The innocent energy and eager optimism of the default WordPress “first post” title is irresistible. It is also firmly rooted in computer and programming history, which makes it seem quite appropriate for the introduction of a blog where certain aspects of digital technology will be one of the main themes. Add the fact that I will likely have trouble enough coming up with a good title for the next post, and I will not even try to improve on this one.
I am a reader (associate professor) of history at the University of Gothenburg in Göteborg (Gothenburg), Sweden. This blog is intended to serve as an outlet for writing about a variety of topics that interest me, but with a clear focus on two main areas. The first is my own field of research, which can roughly be described as 18th century Linnaean travel in a global history of science context. The second is the hard-to-define but fascinating set of questions, opportunities and challenges that arise out of the encounter between humanities scholarship (including teaching), digital technology and social media.
My attempts to grasp and learn about the issues related to the emerging Digital Humanities, especially Digital History, gave the impetus for launching the blog and will be echoed in many of the posts here. Another, more practical reason for trying my hand at blogging in English is that it helps me improve my writing skills in a language that is not my first. In my current research project I expect to write a number of articles and book chapters in English, and regular posting here seems like a good way of practising. In other words, any feedback on the spelling, grammar and idiomatic usage of British English is very welcome!
And what about “useful curiosities, past and present”? Well, to me it sums up fairly well some of the questions and the categories I often work with and think about. I will have to elaborate in later posts, but “utility” and “curiosity” is often seen as polar opposites, not least in contemporary discussions about how to prioritize research funding, while in reality the relationship between them is much more complicated. For one thing, what is merely curious today may turn out to be very useful tomorrow – and how do we even start to define what “useful” actually means?

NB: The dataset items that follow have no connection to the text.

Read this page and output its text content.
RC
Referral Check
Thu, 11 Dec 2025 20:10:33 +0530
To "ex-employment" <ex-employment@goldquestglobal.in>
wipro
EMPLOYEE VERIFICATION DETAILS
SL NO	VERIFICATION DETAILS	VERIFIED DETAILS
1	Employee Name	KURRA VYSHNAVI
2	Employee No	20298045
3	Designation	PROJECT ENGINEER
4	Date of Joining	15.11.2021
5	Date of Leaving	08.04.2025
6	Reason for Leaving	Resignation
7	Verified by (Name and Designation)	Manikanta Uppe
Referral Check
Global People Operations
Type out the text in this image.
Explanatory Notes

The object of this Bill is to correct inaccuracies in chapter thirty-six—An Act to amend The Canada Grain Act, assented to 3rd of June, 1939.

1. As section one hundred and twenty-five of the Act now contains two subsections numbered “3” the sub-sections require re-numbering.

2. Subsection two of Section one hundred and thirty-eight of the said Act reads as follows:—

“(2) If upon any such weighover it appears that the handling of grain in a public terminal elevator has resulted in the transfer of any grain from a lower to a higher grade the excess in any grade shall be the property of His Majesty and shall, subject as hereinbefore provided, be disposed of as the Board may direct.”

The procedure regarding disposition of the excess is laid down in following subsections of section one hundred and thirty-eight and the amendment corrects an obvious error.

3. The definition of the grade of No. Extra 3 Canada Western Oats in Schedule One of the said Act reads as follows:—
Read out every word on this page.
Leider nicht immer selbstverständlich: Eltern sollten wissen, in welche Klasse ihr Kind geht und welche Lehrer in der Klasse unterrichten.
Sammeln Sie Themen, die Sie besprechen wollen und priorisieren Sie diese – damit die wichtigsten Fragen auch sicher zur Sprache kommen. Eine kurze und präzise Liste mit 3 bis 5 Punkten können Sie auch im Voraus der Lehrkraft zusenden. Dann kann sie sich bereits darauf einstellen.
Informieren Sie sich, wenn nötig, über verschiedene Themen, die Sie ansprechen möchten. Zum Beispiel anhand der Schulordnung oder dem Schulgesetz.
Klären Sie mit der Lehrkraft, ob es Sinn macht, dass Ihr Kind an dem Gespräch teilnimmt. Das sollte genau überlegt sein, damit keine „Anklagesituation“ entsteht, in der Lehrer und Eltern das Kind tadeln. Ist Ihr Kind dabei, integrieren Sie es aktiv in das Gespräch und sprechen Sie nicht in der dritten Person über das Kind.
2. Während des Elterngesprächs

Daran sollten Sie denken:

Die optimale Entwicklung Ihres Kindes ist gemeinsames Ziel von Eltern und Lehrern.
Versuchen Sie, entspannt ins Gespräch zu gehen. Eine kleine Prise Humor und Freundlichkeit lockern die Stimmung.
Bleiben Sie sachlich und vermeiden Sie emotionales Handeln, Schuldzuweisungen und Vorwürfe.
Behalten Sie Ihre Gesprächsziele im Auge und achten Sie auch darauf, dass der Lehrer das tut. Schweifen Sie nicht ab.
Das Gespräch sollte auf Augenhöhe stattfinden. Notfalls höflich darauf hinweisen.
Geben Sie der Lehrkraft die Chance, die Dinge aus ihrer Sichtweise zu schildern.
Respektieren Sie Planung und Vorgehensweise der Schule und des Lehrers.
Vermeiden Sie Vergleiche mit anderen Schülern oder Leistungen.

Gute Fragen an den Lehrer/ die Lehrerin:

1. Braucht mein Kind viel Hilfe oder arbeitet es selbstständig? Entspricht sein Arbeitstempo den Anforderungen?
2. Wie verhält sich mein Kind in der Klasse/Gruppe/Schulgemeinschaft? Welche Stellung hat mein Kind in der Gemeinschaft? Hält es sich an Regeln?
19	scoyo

Many of the early modern naturalists I have written about wrestled with similar distinctions and their consequenses, which is one reason I find these travelers so interesting. For all the risks of applying simple labels I think “useful curiosities” captures much of what the whole Linnaean endeavour was about, including its inherent contradictions and ambivalences. By studying their struggles we understand our own better, which is yet another reminder that history itself is not only curious but can be very useful indeed.